There is also a lot of mention from Enterprise IT players on the fact that Amazon do not offer high enough service levels in their SLA agreement. What really matters however is actual uptime information from historical monitoring. A very good article about this can be found on the Cloud Harmony blog here: http://blog.cloudharmony.com/201...
Dave KieransDave Kierans, Extensive user of EC2
1 upvote by Andy Lemke.
Cloud services and expertise are no different from any other product that has been offered for sale through the ages.

Positions for or against different solutions that consider various strengths and weaknesses of present days cloud offerings all are fine and valid provided they are evaluated in the context of their intended use.

It would be folly to generalise and say solution X is inferior to Y because we pre suppose its planned use.
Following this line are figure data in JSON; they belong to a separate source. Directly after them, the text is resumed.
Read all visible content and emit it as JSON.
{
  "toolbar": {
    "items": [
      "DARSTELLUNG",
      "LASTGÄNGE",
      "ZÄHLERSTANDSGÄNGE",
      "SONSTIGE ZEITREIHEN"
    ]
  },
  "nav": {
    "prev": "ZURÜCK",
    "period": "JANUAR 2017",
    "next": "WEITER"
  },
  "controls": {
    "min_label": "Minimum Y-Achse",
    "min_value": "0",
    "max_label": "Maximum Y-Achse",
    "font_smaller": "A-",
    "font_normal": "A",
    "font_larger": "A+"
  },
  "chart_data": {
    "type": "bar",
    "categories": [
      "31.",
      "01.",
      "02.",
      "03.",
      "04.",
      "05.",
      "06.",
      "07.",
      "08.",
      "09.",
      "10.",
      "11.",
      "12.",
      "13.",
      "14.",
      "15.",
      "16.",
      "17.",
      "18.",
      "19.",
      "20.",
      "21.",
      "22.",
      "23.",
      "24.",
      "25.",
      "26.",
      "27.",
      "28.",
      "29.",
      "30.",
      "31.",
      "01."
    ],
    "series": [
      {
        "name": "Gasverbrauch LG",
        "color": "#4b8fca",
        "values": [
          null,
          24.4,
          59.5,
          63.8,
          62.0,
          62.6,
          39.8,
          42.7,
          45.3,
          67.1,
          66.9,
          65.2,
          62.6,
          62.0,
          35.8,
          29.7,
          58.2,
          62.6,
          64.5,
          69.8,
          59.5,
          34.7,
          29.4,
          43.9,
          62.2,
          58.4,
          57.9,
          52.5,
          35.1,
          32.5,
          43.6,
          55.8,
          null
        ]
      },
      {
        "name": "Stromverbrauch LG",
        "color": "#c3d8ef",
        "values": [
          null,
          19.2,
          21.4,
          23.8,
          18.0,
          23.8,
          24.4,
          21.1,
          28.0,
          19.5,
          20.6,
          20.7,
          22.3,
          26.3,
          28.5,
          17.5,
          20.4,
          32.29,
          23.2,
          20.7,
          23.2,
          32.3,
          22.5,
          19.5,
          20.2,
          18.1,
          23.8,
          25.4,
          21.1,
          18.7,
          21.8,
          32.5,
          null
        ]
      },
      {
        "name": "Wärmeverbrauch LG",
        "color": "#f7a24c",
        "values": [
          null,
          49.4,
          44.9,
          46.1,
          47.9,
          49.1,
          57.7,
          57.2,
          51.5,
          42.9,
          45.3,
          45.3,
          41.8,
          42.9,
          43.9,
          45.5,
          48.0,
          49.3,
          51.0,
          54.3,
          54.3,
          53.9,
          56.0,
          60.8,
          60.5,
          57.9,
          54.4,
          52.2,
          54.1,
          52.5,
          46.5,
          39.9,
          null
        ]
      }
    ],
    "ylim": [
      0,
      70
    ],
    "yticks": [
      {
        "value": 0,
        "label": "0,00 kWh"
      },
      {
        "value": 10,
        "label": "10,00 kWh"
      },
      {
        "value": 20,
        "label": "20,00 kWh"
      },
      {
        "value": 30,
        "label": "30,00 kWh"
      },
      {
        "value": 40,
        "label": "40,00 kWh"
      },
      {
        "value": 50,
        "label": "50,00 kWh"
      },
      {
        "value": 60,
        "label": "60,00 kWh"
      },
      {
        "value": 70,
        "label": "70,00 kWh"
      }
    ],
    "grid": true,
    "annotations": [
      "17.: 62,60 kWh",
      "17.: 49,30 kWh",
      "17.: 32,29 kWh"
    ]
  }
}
This is particularly true for enterprise level consumers of cloud resources. This also goes to the technical leads who roll out high visability projects

Any CIO/CTO worth their salt will be very aware of the short comings of all the competing solutions but, also have to evaluate its suitability against other criteria such as company policy or regulatory compliance issues for example.

If companies like Google, Amazon and Microsoft are happy about moving as much of their own business and operational data and systems to their own clouds then that's good enough for me.